Some advocates, including my own coworkers, have made principled arguments to me regarding why the information should be free and should be public immediately, but I’ve failed to see how a two or three day delay would, in most cases, cause a real harm to the public. If we want to combat the kind of behavior detailed by the Wall Street Journal, there are ways to do that. Commercial requesters are already separated out from all other requesters under the Freedom of Information Act (for fee purposes). The three day delay could be automatically waived in regards to commercial requesters. Or, all documents could be presumptively placed online, unless the requester specifically asks for a slight delay.

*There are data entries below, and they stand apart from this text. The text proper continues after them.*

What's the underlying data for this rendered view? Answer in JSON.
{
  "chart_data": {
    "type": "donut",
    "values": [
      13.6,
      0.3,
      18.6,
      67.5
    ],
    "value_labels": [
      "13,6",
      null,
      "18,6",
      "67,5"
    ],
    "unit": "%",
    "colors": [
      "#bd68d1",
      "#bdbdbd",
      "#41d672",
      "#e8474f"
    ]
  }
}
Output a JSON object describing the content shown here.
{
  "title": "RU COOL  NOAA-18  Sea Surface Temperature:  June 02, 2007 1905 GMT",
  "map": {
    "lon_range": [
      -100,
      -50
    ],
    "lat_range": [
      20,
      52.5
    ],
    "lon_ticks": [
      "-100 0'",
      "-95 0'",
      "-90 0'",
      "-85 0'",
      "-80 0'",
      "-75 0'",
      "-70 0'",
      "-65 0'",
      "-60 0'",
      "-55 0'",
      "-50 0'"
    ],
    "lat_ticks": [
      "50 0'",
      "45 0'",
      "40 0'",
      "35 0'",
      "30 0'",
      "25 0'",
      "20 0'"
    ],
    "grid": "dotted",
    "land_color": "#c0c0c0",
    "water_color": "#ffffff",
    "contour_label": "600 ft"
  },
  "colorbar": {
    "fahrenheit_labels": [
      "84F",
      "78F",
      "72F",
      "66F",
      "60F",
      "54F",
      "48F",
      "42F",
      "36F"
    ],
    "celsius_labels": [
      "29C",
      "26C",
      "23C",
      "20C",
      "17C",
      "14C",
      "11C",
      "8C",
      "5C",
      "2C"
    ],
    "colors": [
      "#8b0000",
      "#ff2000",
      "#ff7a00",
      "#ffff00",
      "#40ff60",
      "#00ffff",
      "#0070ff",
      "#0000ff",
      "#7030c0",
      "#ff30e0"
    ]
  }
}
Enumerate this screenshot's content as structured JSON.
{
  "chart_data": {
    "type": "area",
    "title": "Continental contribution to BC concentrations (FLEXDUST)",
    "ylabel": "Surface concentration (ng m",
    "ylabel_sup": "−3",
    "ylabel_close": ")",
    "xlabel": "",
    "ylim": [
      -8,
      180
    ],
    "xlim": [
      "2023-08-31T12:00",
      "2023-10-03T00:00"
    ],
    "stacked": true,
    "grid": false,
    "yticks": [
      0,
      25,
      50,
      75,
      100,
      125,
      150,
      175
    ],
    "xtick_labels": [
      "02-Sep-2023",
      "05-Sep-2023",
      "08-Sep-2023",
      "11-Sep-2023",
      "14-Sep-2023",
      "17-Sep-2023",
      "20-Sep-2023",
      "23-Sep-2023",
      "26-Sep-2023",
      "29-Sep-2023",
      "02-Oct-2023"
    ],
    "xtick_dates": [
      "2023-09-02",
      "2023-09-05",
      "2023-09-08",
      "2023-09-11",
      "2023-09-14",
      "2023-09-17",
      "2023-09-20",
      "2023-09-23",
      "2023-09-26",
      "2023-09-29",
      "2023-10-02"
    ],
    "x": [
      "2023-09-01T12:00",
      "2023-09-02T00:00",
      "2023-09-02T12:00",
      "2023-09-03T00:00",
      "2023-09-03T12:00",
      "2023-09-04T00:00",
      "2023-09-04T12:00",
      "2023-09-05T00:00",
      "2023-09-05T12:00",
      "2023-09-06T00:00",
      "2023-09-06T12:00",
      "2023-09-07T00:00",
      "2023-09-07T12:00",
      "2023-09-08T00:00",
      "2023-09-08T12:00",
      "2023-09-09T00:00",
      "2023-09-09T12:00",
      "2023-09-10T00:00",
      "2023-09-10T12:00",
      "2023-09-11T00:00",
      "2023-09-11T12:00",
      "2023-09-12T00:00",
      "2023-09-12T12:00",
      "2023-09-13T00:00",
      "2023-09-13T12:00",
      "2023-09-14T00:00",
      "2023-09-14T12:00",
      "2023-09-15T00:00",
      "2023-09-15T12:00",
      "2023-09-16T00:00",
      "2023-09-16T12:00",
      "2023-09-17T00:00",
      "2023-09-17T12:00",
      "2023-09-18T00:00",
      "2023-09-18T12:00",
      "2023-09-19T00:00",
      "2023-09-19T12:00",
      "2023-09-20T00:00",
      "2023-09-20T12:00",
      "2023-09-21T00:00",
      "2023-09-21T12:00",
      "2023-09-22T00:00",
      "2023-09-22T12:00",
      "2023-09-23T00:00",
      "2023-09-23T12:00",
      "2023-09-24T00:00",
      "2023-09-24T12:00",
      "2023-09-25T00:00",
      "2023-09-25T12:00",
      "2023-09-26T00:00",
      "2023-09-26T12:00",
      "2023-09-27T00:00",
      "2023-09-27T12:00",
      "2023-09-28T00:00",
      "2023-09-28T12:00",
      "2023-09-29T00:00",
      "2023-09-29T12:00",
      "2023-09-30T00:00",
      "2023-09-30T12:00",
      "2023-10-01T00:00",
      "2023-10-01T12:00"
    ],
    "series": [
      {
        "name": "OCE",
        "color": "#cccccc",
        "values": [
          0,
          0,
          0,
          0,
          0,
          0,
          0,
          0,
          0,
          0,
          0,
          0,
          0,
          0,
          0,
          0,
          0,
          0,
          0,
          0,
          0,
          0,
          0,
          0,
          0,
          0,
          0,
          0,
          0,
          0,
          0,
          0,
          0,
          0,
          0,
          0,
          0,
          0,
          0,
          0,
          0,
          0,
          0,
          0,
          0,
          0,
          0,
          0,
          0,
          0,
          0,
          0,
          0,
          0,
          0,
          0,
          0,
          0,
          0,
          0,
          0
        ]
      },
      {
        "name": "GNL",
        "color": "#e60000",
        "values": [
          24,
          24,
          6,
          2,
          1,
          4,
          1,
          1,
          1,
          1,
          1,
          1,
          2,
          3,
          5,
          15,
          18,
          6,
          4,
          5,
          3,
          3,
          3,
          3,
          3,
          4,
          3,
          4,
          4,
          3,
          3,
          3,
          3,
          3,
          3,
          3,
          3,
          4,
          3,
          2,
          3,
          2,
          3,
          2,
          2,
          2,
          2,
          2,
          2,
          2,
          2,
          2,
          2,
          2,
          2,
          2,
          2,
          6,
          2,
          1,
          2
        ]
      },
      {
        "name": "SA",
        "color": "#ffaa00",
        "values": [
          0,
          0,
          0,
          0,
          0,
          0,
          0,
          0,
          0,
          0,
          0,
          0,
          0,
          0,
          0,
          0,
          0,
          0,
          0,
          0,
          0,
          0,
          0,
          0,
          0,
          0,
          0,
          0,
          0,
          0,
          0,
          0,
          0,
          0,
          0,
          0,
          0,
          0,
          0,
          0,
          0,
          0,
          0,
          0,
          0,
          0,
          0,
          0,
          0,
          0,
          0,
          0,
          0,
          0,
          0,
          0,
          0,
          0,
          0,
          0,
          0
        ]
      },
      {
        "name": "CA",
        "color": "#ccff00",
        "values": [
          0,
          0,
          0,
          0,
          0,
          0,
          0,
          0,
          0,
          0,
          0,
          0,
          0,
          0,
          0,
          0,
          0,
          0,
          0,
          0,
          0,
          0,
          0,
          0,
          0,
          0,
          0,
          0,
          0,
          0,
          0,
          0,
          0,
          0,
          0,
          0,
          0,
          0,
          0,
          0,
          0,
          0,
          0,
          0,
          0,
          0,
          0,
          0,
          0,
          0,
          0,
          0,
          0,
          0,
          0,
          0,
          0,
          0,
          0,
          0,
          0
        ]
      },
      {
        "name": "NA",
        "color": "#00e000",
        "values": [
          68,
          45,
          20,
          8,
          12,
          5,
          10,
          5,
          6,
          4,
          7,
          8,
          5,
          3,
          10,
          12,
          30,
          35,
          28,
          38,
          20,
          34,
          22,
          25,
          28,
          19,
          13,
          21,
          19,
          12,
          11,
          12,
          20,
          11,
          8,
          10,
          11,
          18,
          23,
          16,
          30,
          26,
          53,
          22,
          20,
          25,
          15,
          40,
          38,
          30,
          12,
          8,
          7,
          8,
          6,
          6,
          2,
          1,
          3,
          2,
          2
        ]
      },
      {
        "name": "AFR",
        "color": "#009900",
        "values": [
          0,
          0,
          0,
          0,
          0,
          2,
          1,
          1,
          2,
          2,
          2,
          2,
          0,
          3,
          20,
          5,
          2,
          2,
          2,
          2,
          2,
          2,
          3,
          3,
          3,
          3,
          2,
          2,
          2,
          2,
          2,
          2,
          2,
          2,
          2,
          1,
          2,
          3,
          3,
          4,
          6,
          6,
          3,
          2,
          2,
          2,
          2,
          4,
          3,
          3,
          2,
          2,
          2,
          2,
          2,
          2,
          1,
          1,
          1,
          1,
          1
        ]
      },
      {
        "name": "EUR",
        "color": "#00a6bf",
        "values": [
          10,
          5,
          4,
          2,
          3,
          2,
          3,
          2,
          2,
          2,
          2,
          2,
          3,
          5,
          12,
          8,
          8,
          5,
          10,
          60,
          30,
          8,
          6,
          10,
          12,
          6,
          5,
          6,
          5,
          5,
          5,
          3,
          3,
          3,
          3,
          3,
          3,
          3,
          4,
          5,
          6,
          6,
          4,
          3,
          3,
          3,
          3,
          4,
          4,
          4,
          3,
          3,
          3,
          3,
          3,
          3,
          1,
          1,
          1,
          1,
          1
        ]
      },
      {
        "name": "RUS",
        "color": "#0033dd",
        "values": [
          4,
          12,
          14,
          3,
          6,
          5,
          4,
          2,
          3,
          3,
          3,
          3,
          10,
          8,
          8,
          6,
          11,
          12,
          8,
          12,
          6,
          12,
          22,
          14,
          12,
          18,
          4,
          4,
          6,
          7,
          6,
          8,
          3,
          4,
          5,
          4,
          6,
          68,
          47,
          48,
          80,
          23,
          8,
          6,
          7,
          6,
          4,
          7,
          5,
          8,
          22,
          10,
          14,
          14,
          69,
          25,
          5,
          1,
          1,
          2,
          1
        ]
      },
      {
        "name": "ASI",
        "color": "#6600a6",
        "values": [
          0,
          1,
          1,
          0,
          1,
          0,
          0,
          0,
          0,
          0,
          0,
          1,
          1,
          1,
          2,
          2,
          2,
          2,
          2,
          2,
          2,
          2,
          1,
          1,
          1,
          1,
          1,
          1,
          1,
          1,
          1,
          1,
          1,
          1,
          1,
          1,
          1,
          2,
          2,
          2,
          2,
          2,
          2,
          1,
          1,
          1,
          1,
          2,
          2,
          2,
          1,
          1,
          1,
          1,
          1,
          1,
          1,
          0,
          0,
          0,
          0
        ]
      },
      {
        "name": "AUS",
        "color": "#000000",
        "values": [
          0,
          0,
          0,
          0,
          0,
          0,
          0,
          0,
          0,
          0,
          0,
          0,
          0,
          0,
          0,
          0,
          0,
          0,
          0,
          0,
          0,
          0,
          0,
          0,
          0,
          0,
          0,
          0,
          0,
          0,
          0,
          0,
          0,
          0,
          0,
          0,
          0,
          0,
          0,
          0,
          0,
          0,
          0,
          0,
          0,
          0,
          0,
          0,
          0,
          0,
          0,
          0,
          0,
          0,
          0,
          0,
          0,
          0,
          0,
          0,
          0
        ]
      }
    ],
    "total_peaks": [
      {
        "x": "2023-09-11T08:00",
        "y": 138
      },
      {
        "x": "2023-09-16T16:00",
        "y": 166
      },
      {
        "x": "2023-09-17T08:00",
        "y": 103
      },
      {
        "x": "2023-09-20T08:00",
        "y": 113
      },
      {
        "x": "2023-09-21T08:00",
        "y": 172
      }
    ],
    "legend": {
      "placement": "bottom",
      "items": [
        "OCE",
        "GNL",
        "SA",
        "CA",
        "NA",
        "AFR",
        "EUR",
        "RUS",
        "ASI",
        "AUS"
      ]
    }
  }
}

A three day delay before posting online would also help to address potential delays created by the practical implications of online posting. Whenever the government posts a document up online, it must comply with Section 508 Amendment to the Rehabilitation Act of 1973, a law that protects persons with disabilities. This law requires that all government documents must be machine readable. This is a fairly arduous process which might otherwise further delay the release of documents to the requester. Allowing the agency a few additional days to convert documents to machine readable format without delaying release to the requester may be an additional benefit.
These are only a few solutions that could address the problem created by investment firms exploiting government information requested under the FOIA. While open government advocates may argue over what is the best way to get more information out to the public, it seems to be universally agreed that greater proactive disclosure would be laudable, and the Form 483s would be a great place to start. Also, as agencies move their FOIA systems online, mechanisms to track and affirmatively disclose frequently requested documents should be built in.